Wednesday, 1 February 2012 | By Debra Templar

Ensure your “quit list” is acted on as fast as possible to make way for your new stock arrivals.

 

Set a goal as to when you want all quit stock cleared.

 

Make sure the markdown is enticing enough (no one is going to accept 20% on something they don’t want anyway) so make sure you’ve discounted by 35%-50% off, or more, depending on how desperate you are to move the goods.

 

Try not to lose money when you take markdowns. And clearly mark the “sales” area with signs.

 

To avoid upsetting the ACCC, ensure that “post-Christmas” specials are on sale for two weeks.

 

It isn’t unusual to find that some goods haven’t sold because of where they are placed.
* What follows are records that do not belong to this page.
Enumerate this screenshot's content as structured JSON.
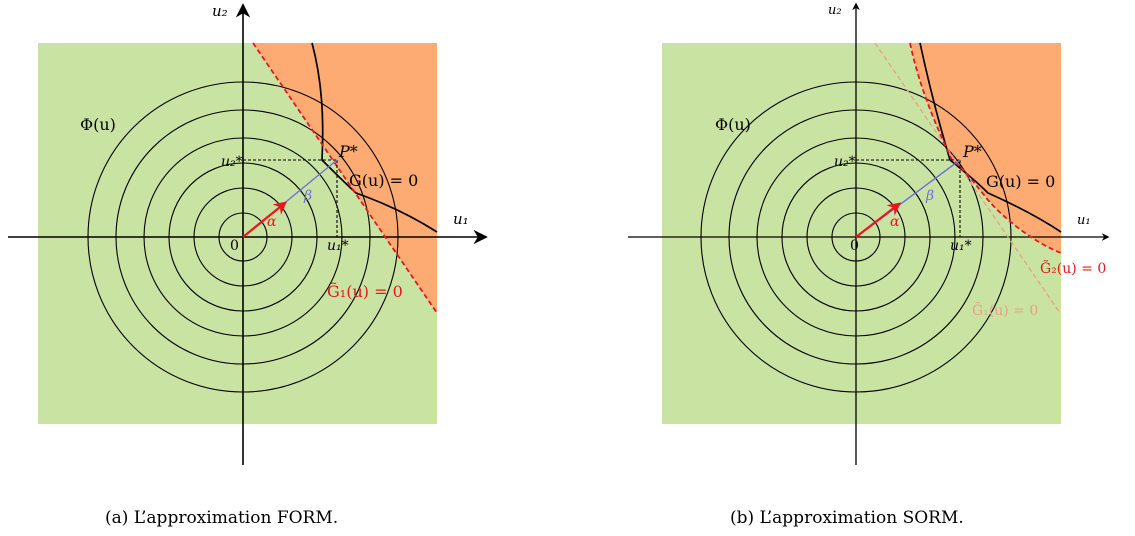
{
  "figures": [
    {
      "id": "a",
      "axis_x": "u₁",
      "axis_y": "u₂",
      "origin": "0",
      "phi": "Φ(u)",
      "point": "P*",
      "u1_star": "u₁*",
      "u2_star": "u₂*",
      "alpha": "α",
      "beta": "β",
      "limit_state": "G(u) = 0",
      "approximations": [
        {
          "text": "G̃₁(u) = 0",
          "color": "#e8171f"
        }
      ],
      "caption": "(a)  L’approximation FORM."
    },
    {
      "id": "b",
      "axis_x": "u₁",
      "axis_y": "u₂",
      "origin": "0",
      "phi": "Φ(u)",
      "point": "P*",
      "u1_star": "u₁*",
      "u2_star": "u₂*",
      "alpha": "α",
      "beta": "β",
      "limit_state": "G(u) = 0",
      "approximations": [
        {
          "text": "G̃₂(u) = 0",
          "color": "#e8171f"
        },
        {
          "text": "G̃₁(u) = 0",
          "color": "#e8a08a"
        }
      ],
      "caption": "(b)  L’approximation SORM."
    }
  ],
  "colors": {
    "safe_region": "#c9e4a2",
    "failure_region": "#fdab72",
    "form_line": "#e8171f",
    "sorm_faded_line": "#e8a08a",
    "alpha_arrow": "#e8171f",
    "beta_line": "#6f6fe0"
  }
}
Moving goods around has, on occasion, made a slow seller into a good, if not great, seller.

 

In retail stores, different things sell better at different times in different places.

 

Some spots are dead for some items at a particular time; the same spot may be a hot spot for others at another time.

 

Because the layouts of stores differ, what is a hot spot for one store may not be a hot spot for another.

 

Hence, rearranging merchandise may lessen the number of things that need to be put on sale.

 

Another plus factor for moving items around is that handling items bring to mind goods that, because they have been in one place for such a long time, have become part of the fixtures.

 

One aspect of having leftovers is that they are treated like leftovers. It doesn’t take more than a few minutes to find a store’s leftover area.

 

This melange of items is not a way of showing off the items to their best advantage – something every store owes to the goods they buy.

 

Grouping items from various suppliers or lines can be by design, colour, use, shape, price, material, or a combination of any two themes.

 

Pulling things into groups separated by space makes each group important.

 

Grouping is best when there are groups of five items rather than having one group of 40 items or 40 individual items.

 

As items are sold out of a group, the group can be reorganised.

 

When the merchandise is in one big group, nothing is important because customers’ eyes get lost in the multitude of variety.

 

Trying to give each item its individual space also means that because all are important, no one is more important than the others.

 

Making groups with a common theme abates the leftover look.

 

Try these and watch your stock move!